«Le premier ministre est peut-être allergique aux animaux?» Metin Ustundag, rédacteur en chef du journal satyrique turc Penguen, tente de trouver une explication au comportement du premier ministre Recep Tayyip Erdogan qui depuis trois ans multiplie les procès à l'encontre de caricaturistes.

Musa Kart, du journal de gauche Cumhuriyet, est l'un des premiers à avoir déplu au chef de gouvernement en le dépeignant, en 2004, sous les traits d'un chat empêtré dans une pelote de laine. Une manière d'illustrer les difficultés du gouvernement à modifier la loi concernant l'enseignement religieux. A l'époque, le premier ministre porte plainte pour «diffamation» et, à la surprise générale, remporte le procès.

En signe de solidarité, le journal Penguen décide alors de représenter «le monde de Tayyip» avec une série de portraits du premier ministre sous les traits d'un singe, d'une girafe, d'un éléphant et autres animaux de la savane. L'intéressé, au sens de l'humour décidément peu développé, porte de nouveau plainte. Cette bataille juridique engagée depuis plus d'un an pourrait finalement donner raison aux caricaturistes.
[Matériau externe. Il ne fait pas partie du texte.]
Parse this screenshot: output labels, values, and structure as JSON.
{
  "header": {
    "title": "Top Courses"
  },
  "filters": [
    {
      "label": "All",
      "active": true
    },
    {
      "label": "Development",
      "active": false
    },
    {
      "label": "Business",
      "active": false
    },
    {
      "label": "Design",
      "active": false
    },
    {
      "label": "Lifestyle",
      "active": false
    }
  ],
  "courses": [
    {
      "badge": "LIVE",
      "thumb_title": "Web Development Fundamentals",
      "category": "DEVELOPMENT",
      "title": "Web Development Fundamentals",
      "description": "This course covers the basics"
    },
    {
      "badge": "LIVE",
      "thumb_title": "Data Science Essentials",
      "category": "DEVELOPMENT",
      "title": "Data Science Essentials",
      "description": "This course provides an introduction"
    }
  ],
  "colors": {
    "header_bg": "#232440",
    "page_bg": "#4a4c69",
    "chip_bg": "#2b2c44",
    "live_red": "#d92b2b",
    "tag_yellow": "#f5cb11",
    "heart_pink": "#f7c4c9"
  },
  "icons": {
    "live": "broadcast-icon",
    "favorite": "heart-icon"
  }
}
La semaine dernière, la Cour de cassation a cassé la condamnation de Musa Kart, estimant que «le chat est un animal sympathique». Cette décision, si elle faisait jurisprudence, éviterait au journal Penguen de verser les 40000 livres turques (24000 euros) demandées par le premier ministre.

«Nos animaux aussi sont sympathiques», ironise Metin Ustundag. «Comme vous le voyez, nous les aimons beaucoup et notre mascotte est un pingouin. Quand nous voulons vraiment être méchants, nous représentons les gens sous la forme de légumes», ajoute-t-il avec malice.

La Fondation Bianet, qui suit les questions liées à la liberté d'expression, regarde ces événements avec moins d'humour. «Le premier ministre ne semble pas être influencé par ces décisions de justice, déplore Erol Onderoglu. Son avocat sillonne le pays et les tribunaux et a même fait appel dans l'affaire Penguen. Il ne va donc pas changer d'état d'esprit.»

Recep Tayyip Erdogan n'a-t-il aucun humour ou est-il peu habitué à la liberté d'expression? «Depuis 2002, il est le porte-parole des droits de l'homme en Turquie, note Erol Onderoglu. Il devrait être le mieux placé pour appliquer les réformes passées par le gouvernement dans le cadre des négociations avec l'Europe. Or ce n'est pas le cas.» Une attitude d'autant plus incompréhensible qu'en 1998, Recep Tayyip Erdogan a passé dix mois derrière les barreaux pour avoir déclamé un poème islamiste. Mais c'était avant d'arriver au pouvoir.